To watch, to keep awake is to see God active in our world.  It is to act as the Jews and Catholics who went together on the Friday after September 11 to a mosque south of Chicago to circle it, holding hands, to protect those within throughout their prayers from any potential violence or abuse.  To see through the eyes of Jesus is to put faces on the non-combatant Iraqi civilians that will be killed should war result.  To see through the eyes of Jesus is to recognize in every prostitute killed on eastside Vancouver someone’s daughter, a child of God.  To see as Jesus would have us see, is to cry with the families, to speak out against a culture that turns young girls into sexual objects.

 

The world is anxious because of terror and rumours of terror.  We have texts today of defiant hope in the midst of suffering.  We read from Isaiah and Psalm 80 the hope of a people in the midst of terror, looking to God’s judgment.  In the Old Testament, God’s judgment was something to long for, something that brought hope.  Judgment seen through eyes that see, eyes that are awake.  Judgment which is hope.

Stir up your might, and come to save us!

Restore us O God; let your light shine, that we may be saved.

 

O that you would tear open the heavens and come down.

We read in Mark, the promises of God that cannot be destroyed despite appearances to the contrary.

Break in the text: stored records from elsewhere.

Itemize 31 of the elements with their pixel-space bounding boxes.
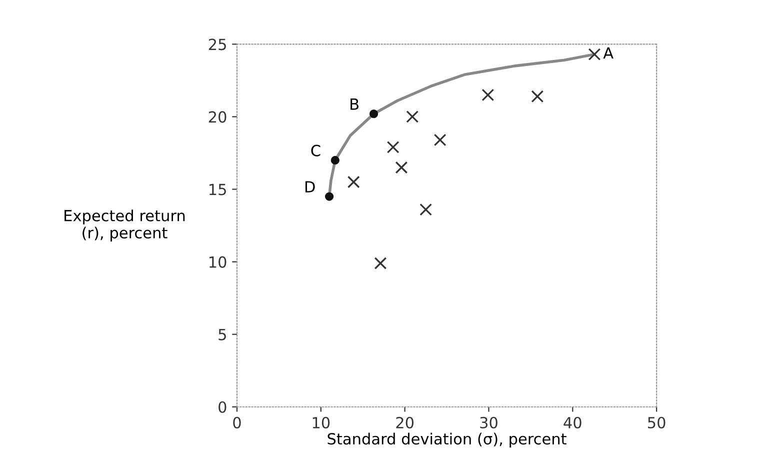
- x-tick-label: 40: [564, 416, 582, 428]
- y-tick-label: 0: [218, 401, 226, 413]
- y-tick-label: 15: [210, 184, 226, 196]
- y-axis-title: Expected return (r), percent: [64, 210, 185, 242]
- point: [347, 176, 360, 188]
- x-tick-label: 0: [233, 416, 241, 428]
- y-tick-label: 5: [218, 329, 226, 340]
- point: [482, 88, 494, 102]
- point: [374, 257, 387, 270]
- point: [588, 48, 601, 61]
- point: [324, 192, 334, 201]
- x-tick-label: 10: [312, 416, 330, 428]
- annotation: B: [350, 98, 358, 110]
- x-tick-label: 30: [480, 416, 498, 428]
- annotation: D: [305, 181, 315, 192]
- y-tick-label: 20: [208, 111, 226, 123]
- x-tick-label: 50: [648, 416, 666, 428]
- point: [369, 110, 378, 118]
- x-axis-title: Standard deviation (σ), percent: [328, 432, 566, 448]
- point: [420, 203, 432, 216]
- y-tick-label: 25: [208, 38, 226, 50]
- annotation: C: [311, 144, 320, 156]
- point: [395, 161, 408, 174]
- x-tick-label: 20: [396, 416, 414, 428]
- annotation: A: [603, 47, 614, 59]
- y-tick-label: 10: [210, 256, 226, 268]
- point: [406, 110, 419, 123]
- point: [386, 140, 400, 154]
- point: [531, 90, 544, 103]
- point: [330, 156, 340, 165]
- point: [434, 134, 446, 146]
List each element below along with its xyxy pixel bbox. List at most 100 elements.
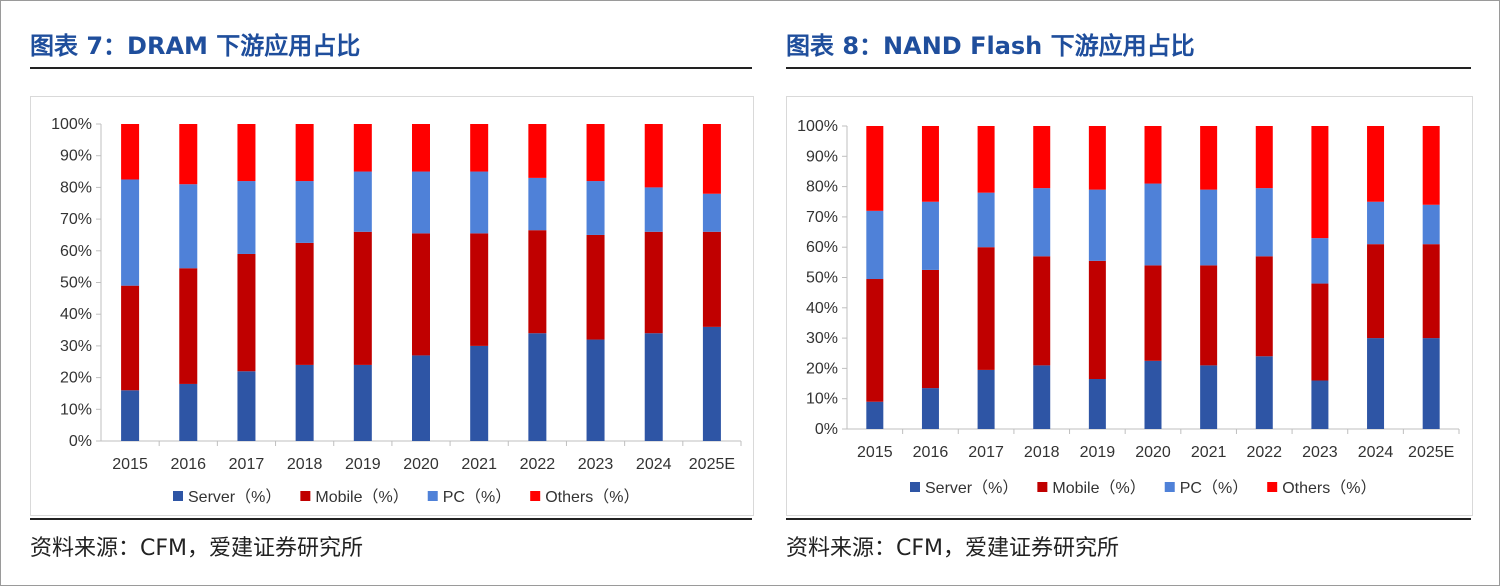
bar-others-2023 bbox=[586, 124, 605, 182]
bar-pc-2023 bbox=[586, 181, 605, 235]
title-rule bbox=[30, 67, 752, 69]
legend-swatch-server bbox=[910, 482, 920, 492]
bar-server-2017 bbox=[977, 369, 995, 429]
bar-pc-2019 bbox=[353, 171, 372, 232]
y-tick-label: 90% bbox=[60, 148, 92, 165]
y-tick-label: 30% bbox=[60, 338, 92, 355]
y-tick-label: 60% bbox=[806, 239, 838, 256]
bar-others-2021 bbox=[1200, 126, 1218, 190]
bar-server-2016 bbox=[179, 383, 198, 441]
y-tick-label: 80% bbox=[806, 179, 838, 196]
dram-figure-title: 图表 7：DRAM 下游应用占比 bbox=[30, 32, 361, 60]
bar-pc-2015 bbox=[121, 179, 140, 286]
x-tick-label: 2024 bbox=[1358, 444, 1394, 461]
bar-pc-2017 bbox=[237, 181, 256, 254]
bar-pc-2023 bbox=[1311, 238, 1329, 284]
bar-others-2023 bbox=[1311, 126, 1329, 239]
bar-server-2019 bbox=[1088, 379, 1106, 429]
bar-mobile-2018 bbox=[295, 242, 314, 365]
x-tick-label: 2020 bbox=[403, 456, 439, 473]
bar-mobile-2020 bbox=[1144, 265, 1162, 361]
dram-panel: 图表 7：DRAM 下游应用占比 0% 10% 20% 30% 40% 50% 60% 70%… bbox=[30, 0, 754, 586]
bar-mobile-2015 bbox=[866, 279, 884, 402]
bar-server-2018 bbox=[295, 364, 314, 441]
bar-mobile-2023 bbox=[1311, 283, 1329, 381]
x-tick-label: 2017 bbox=[968, 444, 1004, 461]
y-tick-label: 0% bbox=[815, 421, 838, 438]
bar-mobile-2021 bbox=[1200, 265, 1218, 366]
bar-mobile-2022 bbox=[1255, 256, 1273, 357]
bar-server-2024 bbox=[1367, 338, 1385, 429]
bar-server-2023 bbox=[586, 339, 605, 441]
bar-others-2025e bbox=[1422, 126, 1440, 205]
bar-pc-2025e bbox=[1422, 204, 1440, 245]
nand-chart-svg: 0% 10% 20% 30% 40% 50% 60% 70% 80% 90% 100% 2015 201… bbox=[797, 118, 1460, 497]
legend-swatch-server bbox=[173, 491, 183, 501]
legend-swatch-pc bbox=[427, 491, 438, 501]
dram-chart: 0% 10% 20% 30% 40% 50% 60% 70% 80% 90% 100% 2015 201… bbox=[30, 96, 754, 516]
bar-pc-2017 bbox=[977, 192, 995, 248]
bar-mobile-2019 bbox=[1088, 260, 1106, 380]
x-tick-label: 2022 bbox=[520, 456, 556, 473]
bar-server-2022 bbox=[528, 333, 547, 441]
y-tick-label: 20% bbox=[60, 370, 92, 387]
bar-pc-2019 bbox=[1088, 189, 1106, 261]
y-tick-label: 90% bbox=[806, 148, 838, 165]
x-tick-label: 2016 bbox=[170, 456, 206, 473]
bar-others-2018 bbox=[1033, 126, 1051, 189]
bar-server-2024 bbox=[644, 333, 663, 441]
legend-swatch-mobile bbox=[300, 491, 311, 501]
bar-pc-2024 bbox=[1367, 201, 1385, 245]
bar-others-2015 bbox=[121, 124, 140, 180]
bar-pc-2022 bbox=[1255, 188, 1273, 257]
bar-others-2020 bbox=[1144, 126, 1162, 184]
bar-server-2023 bbox=[1311, 380, 1329, 429]
y-tick-label: 100% bbox=[51, 116, 92, 133]
bar-pc-2021 bbox=[470, 171, 489, 234]
bar-mobile-2024 bbox=[1367, 244, 1385, 339]
bar-server-2020 bbox=[1144, 360, 1162, 429]
bar-mobile-2017 bbox=[237, 253, 256, 372]
bar-others-2022 bbox=[1255, 126, 1273, 189]
bar-pc-2020 bbox=[412, 171, 430, 234]
dram-chart-svg: 0% 10% 20% 30% 40% 50% 60% 70% 80% 90% 100% 2015 201… bbox=[51, 116, 742, 506]
y-tick-label: 100% bbox=[797, 118, 838, 135]
y-tick-label: 70% bbox=[60, 211, 92, 228]
bar-others-2024 bbox=[1367, 126, 1385, 202]
bar-server-2020 bbox=[412, 355, 430, 441]
x-tick-label: 2015 bbox=[112, 456, 148, 473]
x-tick-label: 2023 bbox=[1302, 444, 1338, 461]
bar-mobile-2022 bbox=[528, 230, 547, 334]
y-tick-label: 40% bbox=[806, 300, 838, 317]
x-tick-label: 2023 bbox=[578, 456, 614, 473]
bar-server-2025e bbox=[1422, 338, 1440, 429]
bar-pc-2020 bbox=[1144, 183, 1162, 266]
bar-mobile-2017 bbox=[977, 247, 995, 370]
bar-server-2019 bbox=[353, 364, 372, 441]
x-tick-label: 2015 bbox=[857, 444, 893, 461]
bar-server-2017 bbox=[237, 371, 256, 441]
nand-figure-title: 图表 8：NAND Flash 下游应用占比 bbox=[786, 32, 1195, 60]
bar-others-2015 bbox=[866, 126, 884, 211]
bar-mobile-2025e bbox=[1422, 244, 1440, 339]
bar-pc-2018 bbox=[295, 181, 314, 243]
legend-label-pc: PC（%） bbox=[443, 488, 511, 506]
y-tick-label: 50% bbox=[60, 275, 92, 292]
y-tick-label: 20% bbox=[806, 360, 838, 377]
bar-pc-2015 bbox=[866, 210, 884, 280]
bar-others-2024 bbox=[644, 124, 663, 188]
bar-pc-2018 bbox=[1033, 188, 1051, 257]
bar-mobile-2023 bbox=[586, 234, 605, 340]
x-tick-label: 2024 bbox=[636, 456, 672, 473]
y-tick-label: 80% bbox=[60, 179, 92, 196]
bar-others-2019 bbox=[1088, 126, 1106, 190]
bar-others-2019 bbox=[353, 124, 372, 172]
bar-others-2016 bbox=[921, 126, 939, 202]
legend-swatch-mobile bbox=[1037, 482, 1048, 492]
bar-pc-2024 bbox=[644, 187, 663, 232]
bar-others-2017 bbox=[977, 126, 995, 193]
bar-mobile-2020 bbox=[412, 233, 430, 356]
legend-swatch-others bbox=[530, 491, 541, 501]
bar-pc-2021 bbox=[1200, 189, 1218, 266]
x-tick-label: 2016 bbox=[913, 444, 949, 461]
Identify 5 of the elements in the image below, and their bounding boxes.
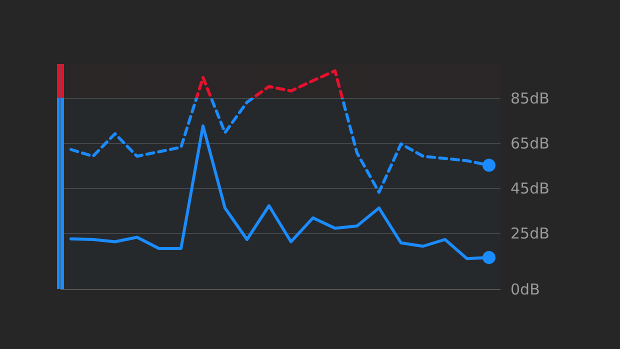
y-tick-label: 45dB [510, 179, 550, 198]
y-tick-label: 85dB [510, 89, 550, 108]
y-tick-label: 25dB [510, 224, 550, 242]
y-tick-label: 65dB [510, 134, 550, 152]
y-tick-label: 0dB [510, 280, 540, 298]
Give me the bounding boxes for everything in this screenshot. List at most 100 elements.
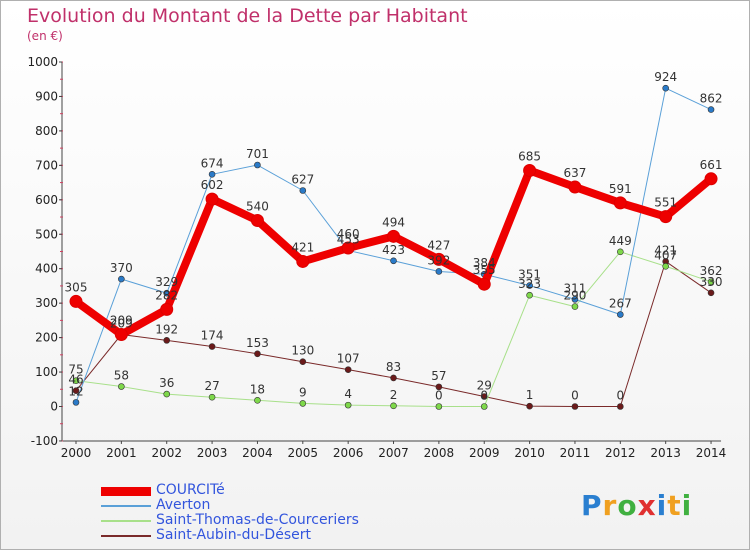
series-1-point [617, 248, 624, 256]
series-2-data-label: 351 [518, 268, 541, 282]
series-2-data-label: 311 [564, 281, 587, 295]
series-2-point [208, 171, 216, 178]
series-3-point [69, 294, 83, 308]
series-0-point [344, 366, 352, 373]
legend-label: Saint-Aubin-du-Désert [156, 527, 311, 543]
series-0-point [254, 350, 261, 358]
series-2-data-label: 674 [201, 156, 224, 170]
series-0-data-label: 209 [110, 316, 133, 330]
logo-letter: o [617, 489, 638, 522]
x-tick-label: 2011 [560, 446, 591, 460]
series-3-point [114, 327, 128, 341]
series-0-data-label: 1 [526, 388, 534, 402]
series-0-data-label: 107 [337, 352, 360, 366]
series-1-point [163, 390, 171, 398]
series-0-point [571, 403, 579, 410]
series-3-point [704, 172, 718, 186]
series-3-data-label: 602 [201, 178, 224, 192]
y-tick-label: 200 [35, 331, 58, 345]
series-3-point [341, 241, 355, 255]
series-3-data-label: 305 [65, 280, 88, 294]
legend-label: Saint-Thomas-de-Courceriers [156, 512, 359, 528]
y-tick-label: 900 [35, 89, 58, 103]
series-0-point [617, 403, 624, 410]
y-tick-label: -100 [31, 434, 58, 448]
legend-swatch [101, 505, 151, 507]
series-0-data-label: 130 [291, 344, 314, 358]
series-3-data-label: 355 [473, 263, 496, 277]
series-2-data-label: 701 [246, 147, 269, 161]
logo-letter: r [602, 489, 618, 522]
x-tick-label: 2005 [288, 446, 319, 460]
series-1-data-label: 4 [344, 387, 352, 401]
series-0-data-label: 29 [477, 379, 492, 393]
x-tick-label: 2002 [151, 446, 182, 460]
y-tick-label: 800 [35, 124, 58, 138]
series-1-data-label: 27 [204, 379, 219, 393]
y-tick-label: 400 [35, 262, 58, 276]
series-0-data-label: 330 [700, 275, 723, 289]
series-1-point [571, 303, 579, 310]
y-tick-label: 0 [50, 400, 58, 414]
x-tick-label: 2010 [514, 446, 545, 460]
series-3-point [296, 254, 310, 268]
series-1-data-label: 9 [299, 385, 307, 399]
series-3-point [160, 302, 174, 316]
series-2-data-label: 924 [654, 70, 677, 84]
x-tick-label: 2004 [242, 446, 273, 460]
x-tick-label: 2006 [333, 446, 364, 460]
series-2-point [662, 84, 669, 92]
logo-letter: P [581, 489, 603, 522]
series-2-point [617, 311, 624, 318]
x-tick-label: 2009 [469, 446, 500, 460]
series-3-data-label: 460 [337, 227, 360, 241]
series-3-data-label: 661 [700, 158, 723, 172]
series-0-data-label: 421 [654, 243, 677, 257]
series-1-data-label: 0 [435, 389, 443, 403]
logo-letter: i [656, 489, 668, 522]
series-2-data-label: 627 [291, 172, 314, 186]
series-2-point [254, 161, 261, 169]
legend-swatch [101, 486, 151, 496]
x-tick-label: 2007 [378, 446, 409, 460]
y-tick-label: 300 [35, 296, 58, 310]
series-1-point [480, 403, 488, 410]
series-3-data-label: 637 [564, 166, 587, 180]
series-1-data-label: 36 [159, 376, 174, 390]
series-0-data-label: 46 [68, 373, 83, 387]
series-3-data-label: 685 [518, 150, 541, 164]
series-3-data-label: 551 [654, 196, 677, 210]
series-2-data-label: 384 [473, 256, 496, 270]
y-tick-label: 600 [35, 193, 58, 207]
series-0-data-label: 192 [155, 322, 178, 336]
legend-label: Averton [156, 497, 211, 513]
legend-swatch [101, 520, 151, 522]
series-1-data-label: 75 [68, 363, 83, 377]
series-1-data-label: 18 [250, 382, 265, 396]
x-tick-label: 2012 [605, 446, 636, 460]
x-tick-label: 2000 [61, 446, 92, 460]
series-2-data-label: 12 [68, 384, 83, 398]
series-0-point [480, 393, 488, 400]
chart-title: Evolution du Montant de la Dette par Hab… [27, 5, 468, 27]
series-1-point [299, 400, 307, 407]
series-2-point [526, 282, 533, 289]
series-0-point [526, 402, 533, 410]
series-3-point [568, 180, 582, 194]
series-2-data-label: 862 [700, 92, 723, 106]
series-1-point [208, 393, 216, 401]
legend-swatch [101, 535, 151, 537]
series-2-point [72, 399, 80, 406]
series-1-point [344, 401, 352, 409]
series-2-point [571, 296, 579, 303]
x-tick-label: 2003 [197, 446, 228, 460]
series-layer [69, 84, 718, 410]
series-0-point [72, 387, 80, 394]
series-0-data-label: 83 [386, 360, 401, 374]
series-1-point [72, 377, 80, 384]
logo-letter: i [681, 489, 693, 522]
y-tick-label: 700 [35, 158, 58, 172]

Then they will see the Son of Man coming in clouds with great power and glory. … Heaven and earth will pass away, but my words will not pass away.

 

We enter Advent, a time of anticipation for the one who is to come.   We see around us all that seeks to give us false hope and Jesus tells us we are not to be deceived, we are to keep awake and alert so that all that would claim to give meaning to life apart from God is recognized for what it is.  We are to long for the coming of the one who promises release to the captives, sight to the blind, hope for you and me in the midst of all that would incite terror in us today.  The hope for the world is not found in weapons or a war on terrorism.  The hope for the world is found in one who comes as a vulnerable child into our world, in one who knows our fears and terrors and cries with us in the midst of the terror, but also shows us a way through the terror to hope.  It is Jesus who has the power to destroy the powers that destroy people.

 

Our task is not to ignore what is happening in the world, but to think about the events, to watch in the light of the hope that is beyond the troubles and brings hope in the midst of despair.  As one writer puts it “Jesus’ last words become our first words in the Church’s year, a call to be awake to what is happening in our world and to be looking for and in tune with the one who comes, whether for the final time – as in traditional expectation of the second advent – or to any time, for now.”  (William Loader)

 

Watch, Keep awake, the saviour of the world is about to do a great thing.  And in that is hope.